Geheimes Verfahren gegen Zhou Yongkang

Washington, DC, July 27, 2006 -- Admiral Allen speaks with Minister Zhou Yongkang, State Councilor; Minister of Public Safety and commissioner of National Narcotics Control Commission; People's Republic of China, on the roof of the Hay-Adams Hotel, Washington,D.C. while they waited for the arrival of Secretary Chertoff.  Barry Bahler/DHS
Public Domain, Barry Bahler/DHS

Lebenslange Haftstrafe für ehemaligen Sicherheitschef Chinas

von Vincent Kolo, chinaworker.info, Internetportal für China und Südostasien des „Committee for a Workers´ International“ // „Komitee für eine Arbeiterinternationale“ (CWI), dessen Sektion in Deutschland die SAV ist

Am Ende hat Chinas Präsident Xi Jinping sein Opfer doch noch bekommen – allerdings nicht ganz so, wie ursprünglich gedacht. Zhou Yongkang ist der 72-jährige ehemalige Chef des gigantischen chinesischen Inlandsgeheimdienstes. Er wurde nicht nur vor ein Geheimgericht gestellt (womit eine frühere Zusage, es würde zu einem „offenen“ Verfahren kommen, obsolet geworden ist). Auch das Urteil ließ drei Wochen auf sich warten.

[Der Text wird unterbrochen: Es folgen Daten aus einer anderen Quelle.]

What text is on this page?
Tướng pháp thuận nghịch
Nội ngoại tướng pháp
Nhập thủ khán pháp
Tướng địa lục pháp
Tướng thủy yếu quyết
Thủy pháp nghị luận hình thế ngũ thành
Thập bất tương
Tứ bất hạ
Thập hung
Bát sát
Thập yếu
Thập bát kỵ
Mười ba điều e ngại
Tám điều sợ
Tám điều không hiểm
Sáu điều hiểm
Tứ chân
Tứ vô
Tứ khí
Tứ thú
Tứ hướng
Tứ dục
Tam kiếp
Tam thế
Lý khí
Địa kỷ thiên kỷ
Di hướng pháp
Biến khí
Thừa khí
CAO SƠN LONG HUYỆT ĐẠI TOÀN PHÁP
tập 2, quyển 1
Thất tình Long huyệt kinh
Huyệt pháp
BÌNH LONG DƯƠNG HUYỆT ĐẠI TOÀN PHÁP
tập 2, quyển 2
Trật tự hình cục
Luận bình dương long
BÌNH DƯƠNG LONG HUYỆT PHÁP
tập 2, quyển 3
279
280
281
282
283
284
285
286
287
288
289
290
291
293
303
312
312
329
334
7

Am 22. Mai wurde Zhou vom Gericht in Tianjin aufgrund von Bestechung, Machtmissbrauch und Geheimnisverrat zu einer lebenslangen Freiheitsstrafe verurteilt. Die Medien hatten anfangs nur vom 11. Juni gesprochen. Ein weißhaariger und zerbrechlich wirkender Zhou, bei dem es sich einst um den meist gefürchteten und mächtigsten Vertreter der chinesischen Ein-Parteien-Diktatur der KPC gehandelt hat, wurde im Fernsehen gezeigt, wie er ein kurzes Schuldbekenntnis abgibt und sagt, dass er nicht in Berufung gehen wird.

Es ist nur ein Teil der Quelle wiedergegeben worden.